The MOOA meme (“massively open online administration”) has been making its way around the interwebs for a few days now. It’s a hamfisted satire, basically saying that since college administrators all make the same decisions anyway, why not just replace them all with one?
It’s a cute idea if you think that administration is mostly about making policy. If you understand that it’s mostly about implementation in a complex and always changing environment, though, it’s just silly.
Over the last week or so, the changes have been coming fast and furious. It has been quite a week for external events.
Most notably for higher ed, the interest rate on new, subsidized student loans just doubled, from 3.4 to 6.8 percent. That means that subsidized student loans are now more expensive than mortgages. It also means that students starting in September -- not just freshman, actually -- will face notably higher borrowing costs than they did last month. They may not feel it for a while, of course, but it’ll catch up eventually.
Student loans are a particularly nasty form of personal debt, since they come without collateral. It’s impossible to short-sell a degree, so lenders have had the law changed several times to make payback essentially inescapable.
How this will affect community colleges is hard to say.

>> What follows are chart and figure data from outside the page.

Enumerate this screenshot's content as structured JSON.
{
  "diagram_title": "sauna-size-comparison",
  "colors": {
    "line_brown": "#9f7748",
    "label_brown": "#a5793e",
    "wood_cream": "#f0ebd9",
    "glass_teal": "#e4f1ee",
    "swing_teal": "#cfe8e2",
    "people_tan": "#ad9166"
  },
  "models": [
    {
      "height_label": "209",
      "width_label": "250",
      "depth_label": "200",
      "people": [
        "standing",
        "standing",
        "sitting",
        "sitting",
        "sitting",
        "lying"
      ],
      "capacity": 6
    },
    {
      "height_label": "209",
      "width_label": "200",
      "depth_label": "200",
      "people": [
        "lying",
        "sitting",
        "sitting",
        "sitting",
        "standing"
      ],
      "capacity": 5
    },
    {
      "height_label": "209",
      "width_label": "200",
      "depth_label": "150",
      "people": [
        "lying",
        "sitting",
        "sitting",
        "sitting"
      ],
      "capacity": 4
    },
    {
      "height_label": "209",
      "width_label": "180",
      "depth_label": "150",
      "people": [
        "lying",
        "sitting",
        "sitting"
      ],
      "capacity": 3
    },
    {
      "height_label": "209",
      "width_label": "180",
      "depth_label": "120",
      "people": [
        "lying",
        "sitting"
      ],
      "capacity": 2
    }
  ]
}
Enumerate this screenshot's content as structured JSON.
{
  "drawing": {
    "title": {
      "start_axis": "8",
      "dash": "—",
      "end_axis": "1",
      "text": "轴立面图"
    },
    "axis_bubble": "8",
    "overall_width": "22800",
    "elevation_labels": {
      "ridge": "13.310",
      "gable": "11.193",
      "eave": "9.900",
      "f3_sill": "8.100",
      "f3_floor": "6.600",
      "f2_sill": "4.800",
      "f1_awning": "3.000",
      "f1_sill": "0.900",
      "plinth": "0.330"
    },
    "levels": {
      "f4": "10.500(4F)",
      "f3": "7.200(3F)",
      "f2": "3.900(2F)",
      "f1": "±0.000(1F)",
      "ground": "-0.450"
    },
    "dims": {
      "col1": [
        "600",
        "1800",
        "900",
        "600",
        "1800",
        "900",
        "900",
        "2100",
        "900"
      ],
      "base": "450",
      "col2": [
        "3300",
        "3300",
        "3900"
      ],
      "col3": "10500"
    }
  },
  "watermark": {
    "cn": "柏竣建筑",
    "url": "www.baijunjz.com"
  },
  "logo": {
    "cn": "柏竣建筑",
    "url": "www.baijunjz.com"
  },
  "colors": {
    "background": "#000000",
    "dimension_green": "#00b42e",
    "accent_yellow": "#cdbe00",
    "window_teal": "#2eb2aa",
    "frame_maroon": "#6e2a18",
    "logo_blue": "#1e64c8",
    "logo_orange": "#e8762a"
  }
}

Most of our students don’t borrow, since they’re either on full Pell or capable of just paying. (Many of the ones who “just pay” work an alarming number of hours per week outside of class to do it. Some might be better off borrowing.) Given the short time horizon that many students use when enrolling, the idea of higher payments years later may or may not pack the punch that it “should.” Perversely, the change could actually benefit community colleges to the extent that they price more students out of more expensive places. If more middle-class students use our lower tuition to manage their overall educational debt -- leaving more borrowing room for years three and four and maybe later -- we may be okay. But if I were at a small, tuition-driven, expensive, non-elite private college, I’d be sweating bullets.

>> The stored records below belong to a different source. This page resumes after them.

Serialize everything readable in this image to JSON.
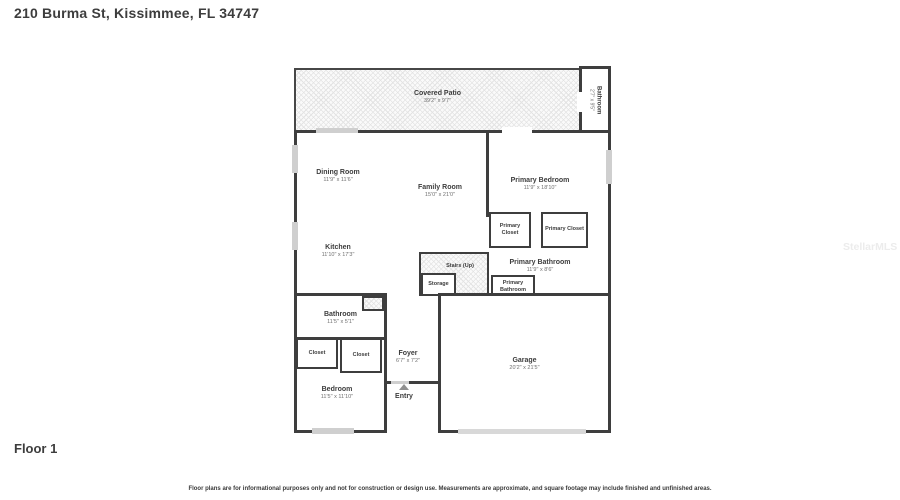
{
  "page": {
    "title": "210 Burma St, Kissimmee, FL 34747",
    "floor_label": "Floor 1",
    "watermark": "StellarMLS",
    "disclaimer": "Floor plans are for informational purposes only and not for construction or design use. Measurements are approximate, and square footage may include finished and unfinished areas."
  },
  "rooms": {
    "covered_patio": {
      "name": "Covered Patio",
      "dims": "39'2\" x 9'7\""
    },
    "upper_bathroom": {
      "name": "Bathroom",
      "dims": "2'7\" x 9'5\""
    },
    "dining_room": {
      "name": "Dining Room",
      "dims": "11'9\" x 11'6\""
    },
    "family_room": {
      "name": "Family Room",
      "dims": "15'0\" x 21'0\""
    },
    "primary_bedroom": {
      "name": "Primary Bedroom",
      "dims": "11'9\" x 18'10\""
    },
    "primary_closet_left": {
      "name": "Primary Closet"
    },
    "primary_closet_right": {
      "name": "Primary Closet"
    },
    "kitchen": {
      "name": "Kitchen",
      "dims": "11'10\" x 17'3\""
    },
    "stairs": {
      "name": "Stairs (Up)"
    },
    "storage": {
      "name": "Storage"
    },
    "primary_bathroom": {
      "name": "Primary Bathroom",
      "dims": "11'9\" x 8'6\""
    },
    "primary_bathroom_wc": {
      "name": "Primary Bathroom"
    },
    "bathroom": {
      "name": "Bathroom",
      "dims": "11'5\" x 5'1\""
    },
    "closet_left": {
      "name": "Closet"
    },
    "closet_right": {
      "name": "Closet"
    },
    "foyer": {
      "name": "Foyer",
      "dims": "6'7\" x 7'2\""
    },
    "bedroom": {
      "name": "Bedroom",
      "dims": "11'5\" x 11'10\""
    },
    "garage": {
      "name": "Garage",
      "dims": "20'2\" x 21'5\""
    },
    "entry": {
      "name": "Entry"
    }
  }
}
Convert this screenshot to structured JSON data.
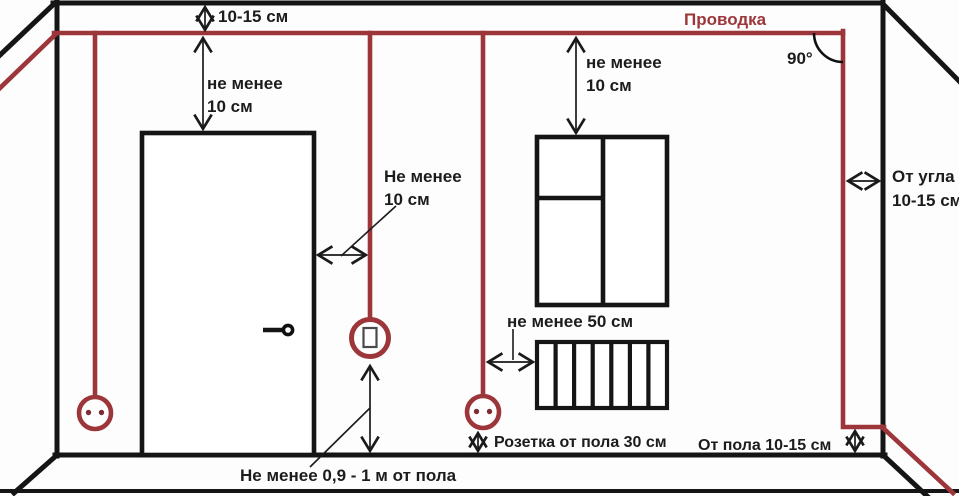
{
  "diagram": {
    "title": "Схема прокладки электропроводки в комнате",
    "colors": {
      "wire": "#9d363b",
      "lines": "#151515",
      "text": "#1c1c1c"
    },
    "labels": {
      "wiring_title": "Проводка",
      "right_angle": "90°",
      "ceiling_offset": "10-15 см",
      "wire_to_door_top": {
        "line1": "не менее",
        "line2": "10 см"
      },
      "wire_to_window_top": {
        "line1": "не менее",
        "line2": "10 см"
      },
      "door_side_clearance": {
        "line1": "Не менее",
        "line2": "10 см"
      },
      "corner_offset": {
        "line1": "От угла",
        "line2": "10-15 см"
      },
      "radiator_clearance": "не менее 50 см",
      "socket_floor_height": "Розетка от пола 30 см",
      "wire_floor_offset": "От пола 10-15 см",
      "switch_floor_height": "Не менее 0,9 - 1 м от пола"
    }
  }
}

At the same time, the Supreme Court has made life easier for gay couples in the dozen or so states (hi!) that recognize same-sex marriage. Put differently, it just made recruiting gay professionals easier in a dozen or so states, and harder in the other 37 or 38. From a hiring perspective, this is great news for New England. For North Carolina, not so much. Of course, North Carolina is free to step up at any time. In the meantime, I’ll happily hire the best of the best, and welcome them to a state that understands the concept of equal protection of the laws. All-star candidates in, say, Tennessee may decide that Northampton is worth the winters.
It is.
Then I got word that Massachusetts has passed a budget that partially reverses the trend of state disinvestment in public higher education, making it possible for the state’s community colleges (hi!) to freeze tuition and fees for next year. Yes, the interest rate for loans may be going up, but at least the principal isn’t. Whether this is a welcome blip or the start of a very welcome trend remains to be seen, but after the last few years, I’ll happily take it. Add frozen tuition and fees to the increased use of Open Educational Resources, and some students may actually see a drop in the total cost of attendance next year. After years -- okay, decades -- of severe intergenerational injustice, it’s refreshing to see the young catch a break. Here’s hoping it sets a new trend.
Finally, as a delayed Father’s Day gift, TW is taking the kids and me to Fenway on Wednesday to catch our first Red Sox game. We may have to protect some tender young ears from some of the, uh, distinctive language for which Fenway is known, but it’ll be worth it. (We deliberately avoided a Yankees game for that very reason.) TB is beside himself with excitement. TG is mostly looking forward to getting ice cream in a little batting helmet. It’s all good.
Happy Fourth. The blog will be back on Monday, July 8.